We conclude that the neuropathic process in patients with CMT disease frequently involves the vestibular nerve and that cervical vestibular-evoked myogenic potentials may be more sensitive than quantitative head-impulse testing for detecting vestibular involvement, in particular at an early disease stage.
本病例对照研究旨在确定夏科-马里-图病(CMT)的失衡是否仅由本体感觉传入减少引起,还是前庭神经的参与是另一个因素。
15 例 CMT 病患者(年龄 48 ± 17 岁;8 名女性)接受了颈性前庭诱发肌源性电位检查,该检查反映了耳石-脊髓反射功能,以及定量水平搜索线圈头脉冲测试,该测试评估了半规管的高加速度前庭眼反射。

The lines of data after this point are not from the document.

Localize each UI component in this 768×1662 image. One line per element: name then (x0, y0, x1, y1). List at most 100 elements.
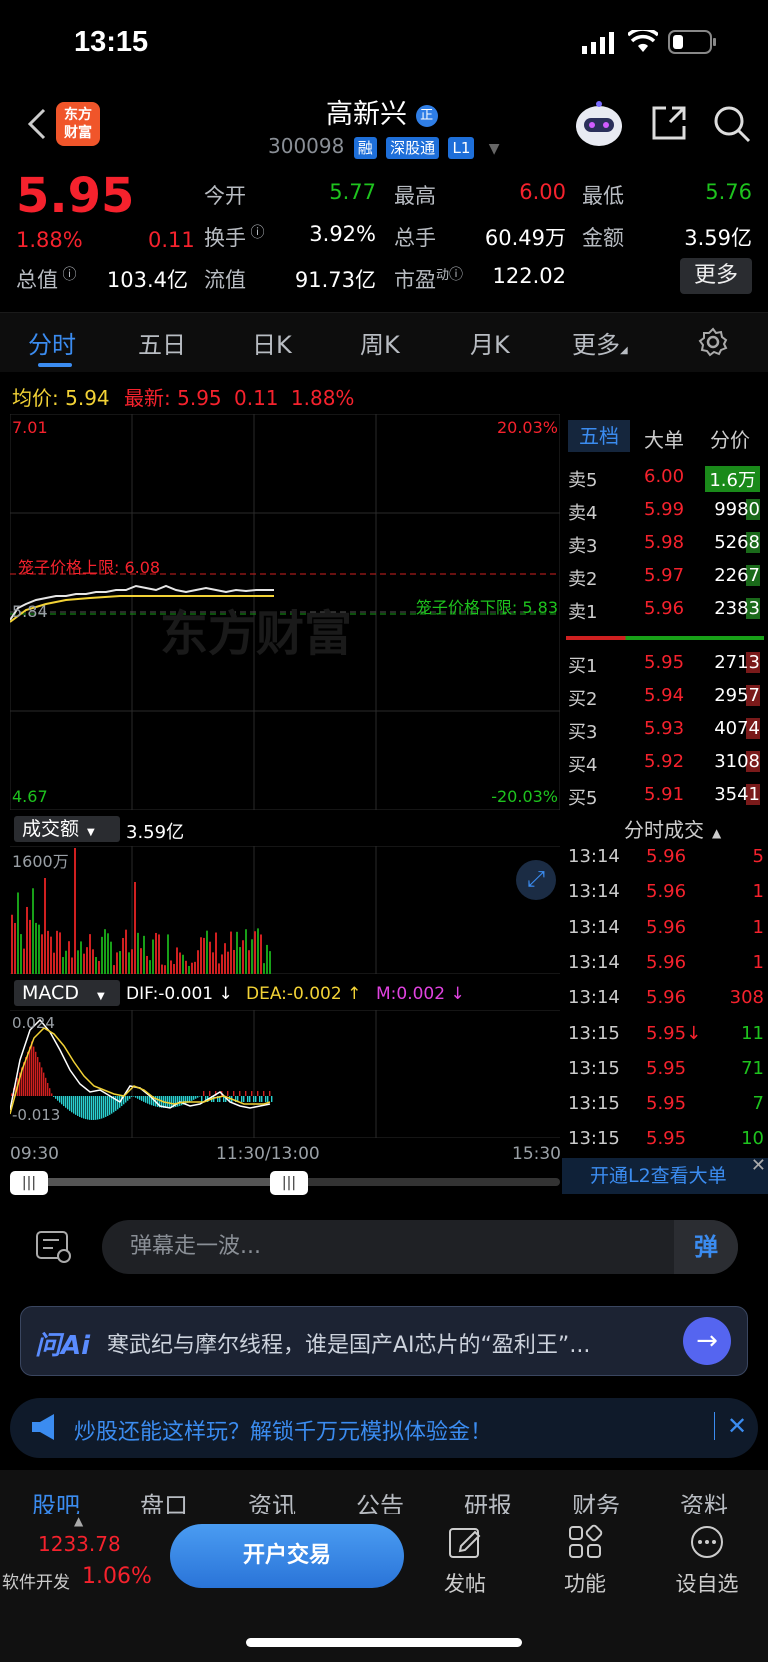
level-volume: 3108 (714, 751, 760, 772)
add-watchlist-button[interactable]: 设自选 (672, 1524, 742, 1598)
sector-name[interactable]: 软件开发 (2, 1568, 70, 1593)
tab-big-orders[interactable]: 大单 (644, 424, 684, 453)
volume-bar (38, 924, 40, 974)
macd-bottom: -0.013 (12, 1106, 61, 1124)
more-button[interactable]: 更多 (680, 258, 752, 294)
range-handle-right[interactable]: ||| (270, 1171, 308, 1195)
megaphone-icon (28, 1412, 62, 1442)
share-icon[interactable] (650, 104, 688, 142)
volume-bar (74, 848, 76, 974)
function-button[interactable]: 功能 (560, 1524, 610, 1598)
back-button[interactable] (22, 104, 52, 144)
trade-volume: 11 (741, 1022, 764, 1044)
chevron-down-icon[interactable]: ▼ (489, 141, 500, 157)
close-icon[interactable]: ✕ (751, 1148, 766, 1184)
volume-bar (41, 934, 43, 974)
level-price: 5.98 (644, 532, 685, 553)
danmu-toggle-icon[interactable] (34, 1226, 74, 1266)
trade-row: 13:14 5.96 1 (560, 911, 768, 946)
arrow-right-icon[interactable]: → (683, 1317, 731, 1365)
level-label: 买4 (568, 755, 598, 776)
level-label: 卖5 (568, 470, 598, 491)
expand-icon[interactable]: ⤢ (516, 860, 556, 900)
open-account-button[interactable]: 开户交易 (170, 1524, 404, 1588)
home-indicator (246, 1638, 522, 1647)
price-chart[interactable]: 7.01 20.03% 4.67 -20.03% 5.84 笼子价格上限: 6.… (9, 413, 561, 811)
macd-bar (87, 1096, 89, 1120)
settings-gear-icon[interactable] (698, 327, 728, 357)
trade-time: 13:15 (568, 1128, 620, 1150)
trade-volume: 1 (752, 916, 764, 938)
mcap-label[interactable]: 总值 ⓘ (16, 264, 76, 294)
macd-bar (201, 1096, 203, 1102)
l2-banner[interactable]: 开通L2查看大单 ✕ (562, 1155, 768, 1194)
tab-monthly-k[interactable]: 月K (470, 325, 510, 360)
volume-bar (212, 952, 214, 974)
macd-bar (111, 1096, 113, 1114)
tab-five-levels[interactable]: 五档 (568, 420, 630, 452)
macd-bar (45, 1077, 47, 1096)
trade-volume: 308 (729, 987, 764, 1009)
volume-bar (263, 963, 265, 974)
trades-title[interactable]: 分时成交 ▲ (624, 814, 721, 843)
volume-bar (14, 922, 16, 974)
quote-panel: 5.95 1.88% 0.11 今开 5.77 最高 6.00 最低 5.76 … (0, 162, 768, 310)
macd-dropdown[interactable]: MACD ▼ (14, 980, 120, 1006)
volume-bar (98, 960, 100, 974)
post-button[interactable]: 发帖 (440, 1524, 490, 1598)
info-icon: ⓘ (449, 267, 464, 283)
sector-index-value[interactable]: 1233.78 (38, 1532, 121, 1556)
promo-close-icon[interactable]: ✕ (714, 1412, 747, 1440)
change-pct: 1.88% (16, 228, 83, 252)
volume-label: 总手 (394, 226, 436, 250)
volume-bar (65, 950, 67, 974)
volume-bar (176, 947, 178, 974)
volume-bar (62, 957, 64, 974)
volume-dropdown[interactable]: 成交额 ▼ (14, 816, 120, 842)
level-price: 5.94 (644, 685, 685, 706)
robot-avatar-icon[interactable] (574, 100, 624, 148)
volume-bar (179, 952, 181, 974)
pe-label[interactable]: 市盈动ⓘ (394, 264, 463, 294)
range-handle-left[interactable]: ||| (10, 1171, 48, 1195)
tab-more[interactable]: 更多◢ (572, 325, 628, 360)
ai-bar[interactable]: 问Ai 寒武纪与摩尔线程，谁是国产AI芯片的“盈利王”... → (20, 1306, 748, 1376)
level-volume: 5268 (714, 532, 760, 553)
macd-bar (47, 1083, 49, 1096)
tab-price-dist[interactable]: 分价 (710, 424, 750, 453)
volume-bar (266, 944, 268, 974)
macd-chart[interactable]: 0.024 -0.013 (9, 1009, 560, 1139)
volume-chart[interactable]: 1600万 ⤢ (10, 845, 560, 975)
search-icon[interactable] (712, 104, 752, 144)
tab-intraday[interactable]: 分时 (28, 325, 76, 360)
volume-bar (56, 930, 58, 974)
chart-mid-price: 5.84 (12, 602, 48, 621)
tab-daily-k[interactable]: 日K (252, 325, 292, 360)
turnover-label[interactable]: 换手 ⓘ (204, 222, 264, 252)
level-price: 5.97 (644, 565, 685, 586)
tab-five-day[interactable]: 五日 (138, 325, 186, 360)
trade-row: 13:15 5.95 71 (560, 1052, 768, 1087)
volume-bar (71, 957, 73, 974)
macd-bar (253, 1096, 255, 1102)
macd-bar (197, 1096, 199, 1098)
ask-row: 卖2 5.97 2267 (560, 561, 768, 593)
danmu-input[interactable]: 弹幕走一波... 弹 (102, 1220, 738, 1274)
macd-bar (67, 1096, 69, 1110)
volume-bar (119, 951, 121, 974)
level-label: 买1 (568, 656, 598, 677)
macd-top: 0.024 (12, 1014, 55, 1032)
high-value: 6.00 (519, 180, 566, 204)
level-volume: 1.6万 (705, 466, 760, 492)
volume-bar (227, 951, 229, 974)
volume-bar (188, 965, 190, 974)
time-start: 09:30 (10, 1144, 59, 1164)
macd-bar (61, 1096, 63, 1105)
ask-row: 卖1 5.96 2383 (560, 594, 768, 626)
app-logo[interactable]: 东方 财富 (56, 102, 100, 146)
trade-time: 13:14 (568, 846, 620, 867)
danmu-send-button[interactable]: 弹 (674, 1220, 738, 1274)
volume-bar (116, 952, 118, 974)
tab-weekly-k[interactable]: 周K (360, 325, 400, 360)
promo-bar[interactable]: 炒股还能这样玩？解锁千万元模拟体验金！ ✕ (10, 1398, 758, 1458)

与健康年龄匹配的对照组相比,75%的患者存在颈性前庭诱发肌源性电位异常(平均 p13 潜伏期:23.0 ± 2.7 毫秒,p = 0.01;平均 n23 潜伏期:29.0 ± 1.8 毫秒,p = 0.01),60%的患者定量头脉冲测试异常(平均增益 ± 1 标准差:0.67 ± 0.24,p < 0.001)。所有头脉冲测试异常的患者均存在颈性前庭诱发肌源性电位异常,而反之则不然。
我们得出结论,CMT 病患者的神经病变过程常累及前庭神经,颈性前庭诱发肌源性电位可能比定量头脉冲测试更敏感,可用于检测前庭受累,尤其是在疾病早期。